Un altro dubbio riguardava la capacità del coro, come diceva Lucio a
proposito del Puer natus,
a togliersi
il cappello di alpino ed indossare mentalmente il saio
che, tradotto in altre parole, sta a significare la capacità di cambiare
totalmente gli schemi esecutivi ed interpretativi. Di non poco conto erano le
difficoltà tecniche rappresentate in alcuni punti da dissonanze e successioni
di accidenti musicali.
L'ultimo riguardava me stesso; sarei riuscito a tradurre attraverso
la gestualità e le indicazioni tecniche tutto quanto necessario per eseguire in
modo adeguato tale brano?
Ed una sera di fine maggio, quasi al termine della prova, ho
lanciato il sasso.
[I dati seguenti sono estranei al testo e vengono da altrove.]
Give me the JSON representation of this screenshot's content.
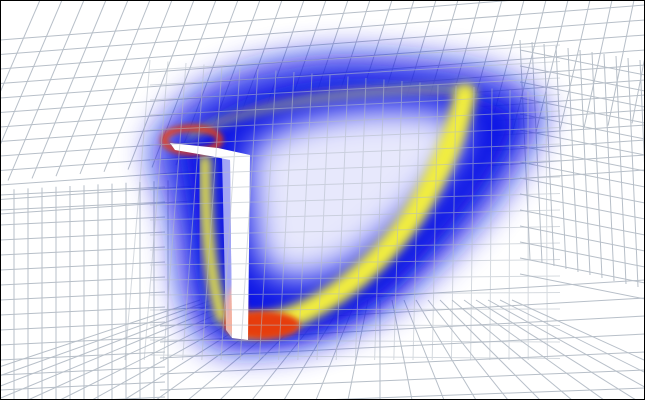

Ho proposto la lettura delle prime quattro battute del
brano: Pater
noster qui es in coelis dalle quali emerge
immediatamente tutta la moderna musicalità del brano.
Direi che, quasi come per incanto, i coristi sono rimasti
affascinati dalle sonorità e dalla musicalità del brano, e questo mi ha
convinto a proseguire nello studio del brano.
La lettura e l'apprendimento del brano è stata molto veloce, sintomo
questo di un notevole gradimento.
Conclusa l'acquisizione del brano, risultava fondamentale curarne
l'esecuzione e l'interpretazione.
Ho spiegato ai coristi che Stravinsky possedeva una forte personalità
ed uno stile molto originale legati alla capacità di reinterpretare e
rielaborare la musica tradizionale.
In questo caso, il Pater noster tratto
dalla tradizione gregoriana, pur essendo stato così modernamente rielaborato, a
mio giudizio, andava eseguito rispettando la metrica del testo tipica del canto
gregoriano con il massimo controllo dell'emissione sonora, la massima fusione
tra le varie voci ed una dinamica musicale che non poteva rimanere vincolata
nella metrica delle battute.
Abbiamo lavorato molto, ed alla fine ci siamo presentati al
pubblico. Saremo riusciti nel nostro intento? Al nostro pubblico la risposta.
A conclusione di tutto quanto sopra voglio esprimere a tutti i
coristi il mio ringraziamento per l'impegno e partecipazione dimostrata.